Wednesday, January 12, 2005
Yeaarrrrrgh!
I spent some years in Vienna before I returned to my family home in Schmaltzberg. University life suited me wonderfully, and there was a shop girl there named Alexandra who captured my heart with her first words to me.
It was a fine day in the late spring of 1865, and I was reading in the Wiener Tageblatt about the shockingly public murder of the American prime minister. A shadow obscured my view of the page, and I looked up in irritation which quickly metamorphosed into awe. The woman standing before me had easily the most stunning eyes I'd ever seen, a smile to match, and she was looking at me.

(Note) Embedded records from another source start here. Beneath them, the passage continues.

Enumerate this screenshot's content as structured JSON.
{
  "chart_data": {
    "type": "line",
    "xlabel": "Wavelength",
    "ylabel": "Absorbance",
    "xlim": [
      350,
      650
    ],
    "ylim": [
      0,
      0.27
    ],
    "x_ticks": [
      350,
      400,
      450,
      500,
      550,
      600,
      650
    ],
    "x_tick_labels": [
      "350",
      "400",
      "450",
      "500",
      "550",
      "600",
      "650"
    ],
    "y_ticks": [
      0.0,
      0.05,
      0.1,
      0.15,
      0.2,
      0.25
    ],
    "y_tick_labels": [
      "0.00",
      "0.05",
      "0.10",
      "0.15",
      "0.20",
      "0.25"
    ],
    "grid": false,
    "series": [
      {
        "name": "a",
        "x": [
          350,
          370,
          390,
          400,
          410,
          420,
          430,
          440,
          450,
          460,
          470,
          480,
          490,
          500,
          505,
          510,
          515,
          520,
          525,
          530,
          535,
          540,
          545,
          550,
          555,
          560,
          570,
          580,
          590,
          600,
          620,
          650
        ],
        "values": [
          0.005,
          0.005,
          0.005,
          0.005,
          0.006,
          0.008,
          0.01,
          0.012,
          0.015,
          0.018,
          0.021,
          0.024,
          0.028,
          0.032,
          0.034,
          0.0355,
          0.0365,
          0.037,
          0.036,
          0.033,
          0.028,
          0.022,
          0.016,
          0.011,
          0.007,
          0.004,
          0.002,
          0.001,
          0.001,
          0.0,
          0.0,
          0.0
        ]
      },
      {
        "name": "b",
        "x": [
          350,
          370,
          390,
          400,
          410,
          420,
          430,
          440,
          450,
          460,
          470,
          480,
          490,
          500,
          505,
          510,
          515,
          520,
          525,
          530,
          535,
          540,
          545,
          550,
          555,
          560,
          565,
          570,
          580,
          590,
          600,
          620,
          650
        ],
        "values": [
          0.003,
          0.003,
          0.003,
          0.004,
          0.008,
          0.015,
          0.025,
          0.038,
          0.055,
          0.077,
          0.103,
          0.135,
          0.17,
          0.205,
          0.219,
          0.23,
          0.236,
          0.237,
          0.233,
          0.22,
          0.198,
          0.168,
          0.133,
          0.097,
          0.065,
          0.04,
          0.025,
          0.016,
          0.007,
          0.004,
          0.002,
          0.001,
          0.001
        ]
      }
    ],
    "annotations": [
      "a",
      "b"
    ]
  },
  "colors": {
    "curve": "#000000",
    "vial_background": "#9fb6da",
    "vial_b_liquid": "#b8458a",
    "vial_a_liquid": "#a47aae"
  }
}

"You want cream for your Kaffee, ja?" It was obvious: she was head-over-heels for me as well, and all I had to do was make her see that. I bade her sit with me, but she refused, claiming that the owner of the Kaffeehaus would sack her. So I sat at the same table again the next day, and the day after that, and the day after that one. I was determined to wear down her resistance, and I felt that I was making real progress...right up until the moment that my father's death brought me back to Schmaltzberg.
So I lived the life of a business manager for my family's farm, and soon became too busy to seek out love. I thought often of Alexandra, and what might have been, but I knew that my reality was far more quotidian than that fantasy.
When the researcher and his staff moved into the manor house, one of his assistants was a beautiful young woman. I saw her across the town Marktplatz one afternoon when I was visiting the counting house, and decided that I would work to win her affections.
Sadly, rumors began to circulate about the things that went on in the manor -- horrible tales of desecration and blasphemous "experiments." When proof arrived in the town of the true nature of what the doctor was doing there, the fires of our passion were stoked and we rushed to the manor -- more a castle, now that I think about it -- in the middle of the night to demand justice.
This is how I find myself carrying a pitchfork in one hand, and in the other...a torch.